Москва закулисная - 2
Шрифт:
– Вы недовольны нынешним положением МХАТа?
– Я думаю, что потенциал у него более сильный. Но это очень непросто. В свое время делили театр, чтобы труппа была меньше, а опять стало много. Правда, я сейчас взял молодежи много, почти целый курс. В театре есть не то что беспорядок, есть отсутствие единства. И так далее.
– Охота к переменам говорит о том, Олег Николаевич, что вы не закостенели. Я понимаю художников, когда в преклонном возрасте они начинают искать, пробовать себя в других областях. Вот Любимов оперы ставит. Может, вы за балет возьметесь?
–
– Но теперь вы, наверное, не сможете играть. Борис Годунов - ваша последняя роль?

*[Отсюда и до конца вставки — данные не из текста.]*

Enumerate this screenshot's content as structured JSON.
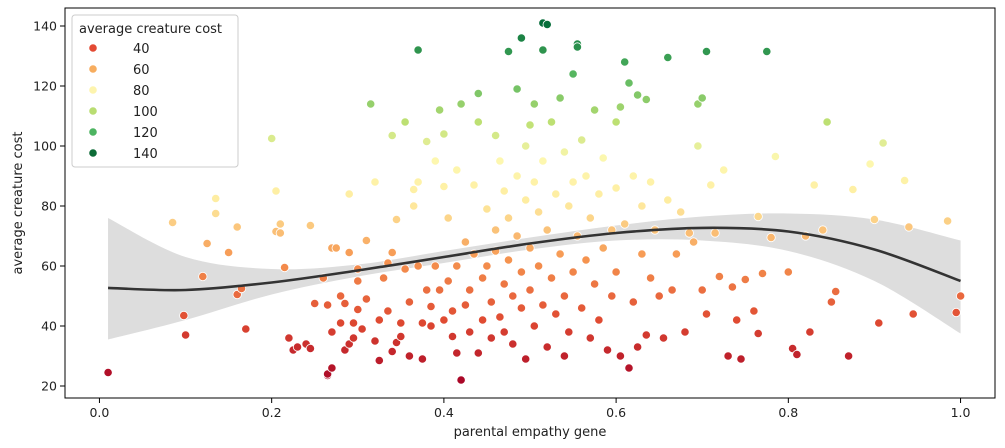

– Ну я не знаю. Я надеюсь играть. Конечно, аппарат не облегчает жизнь, но психологически - вроде полегче. Но я не из тех людей, которые жалуются.

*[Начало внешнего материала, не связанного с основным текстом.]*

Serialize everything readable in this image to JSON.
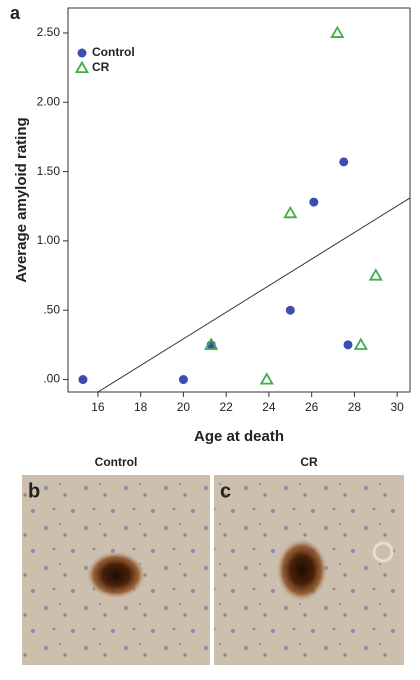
{
  "chart_data": {
    "type": "scatter",
    "x_label": "Age at death",
    "y_label": "Average amyloid rating",
    "xlim": [
      14.6,
      30.6
    ],
    "ylim": [
      -0.09,
      2.68
    ],
    "xticks": [
      16,
      18,
      20,
      22,
      24,
      26,
      28,
      30
    ],
    "yticks": [
      {
        "value": 0,
        "label": ".00"
      },
      {
        "value": 0.5,
        "label": ".50"
      },
      {
        "value": 1,
        "label": "1.00"
      },
      {
        "value": 1.5,
        "label": "1.50"
      },
      {
        "value": 2,
        "label": "2.00"
      },
      {
        "value": 2.5,
        "label": "2.50"
      }
    ],
    "legend": "upper-left",
    "grid": false,
    "series": [
      {
        "name": "Control",
        "color": "#3b4db3",
        "marker": "circle",
        "x": [
          15.3,
          20.0,
          21.3,
          25.0,
          26.1,
          27.5,
          27.7
        ],
        "values": [
          0,
          0,
          0.25,
          0.5,
          1.28,
          1.57,
          0.25
        ]
      },
      {
        "name": "CR",
        "color": "#3cae4a",
        "marker": "triangle",
        "x": [
          21.3,
          23.9,
          25.0,
          27.2,
          28.3,
          29.0
        ],
        "values": [
          0.25,
          0,
          1.2,
          2.5,
          0.25,
          0.75
        ]
      }
    ],
    "fit_line": {
      "x": [
        16.0,
        30.6
      ],
      "y": [
        -0.09,
        1.31
      ]
    }
  },
  "figure": {
    "panel_labels": [
      "a",
      "b",
      "c"
    ],
    "image_titles": [
      "Control",
      "CR"
    ]
  }
}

– Прожив такую большую жизнь в театре, с чем вы можете его сравнить - с рестораном, больницей или с чем-то еще?
– Это скорее исследовательский институт. Нет, не психбольница, если актер не постигает хоть немножечко загадки бытия человеческого, то это мне уже неинтересно. Значит, и всем это не может быть интересным.

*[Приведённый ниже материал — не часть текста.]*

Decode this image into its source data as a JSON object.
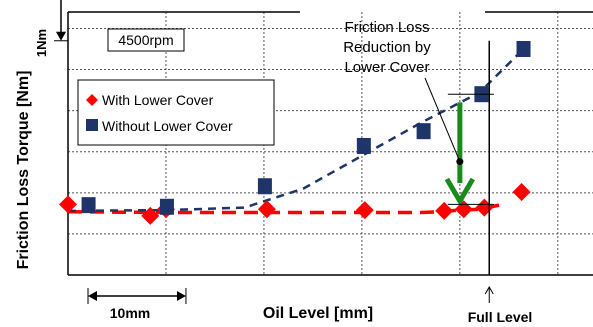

– Вы профессор в этом институте?
– Я не знаю, боюсь я так говорить. И Павлов, и собака в одном лице. Обязательно присутствуют и безусловные рефлексы, и не только это. Вот, смотрите, не случайно Станиславский общался с Павловым, а я в том же "Современнике" - с доктором Симоновым. У него даже есть книга "Эмоциональная сфера и система Станиславского".
– Много вы в день курите?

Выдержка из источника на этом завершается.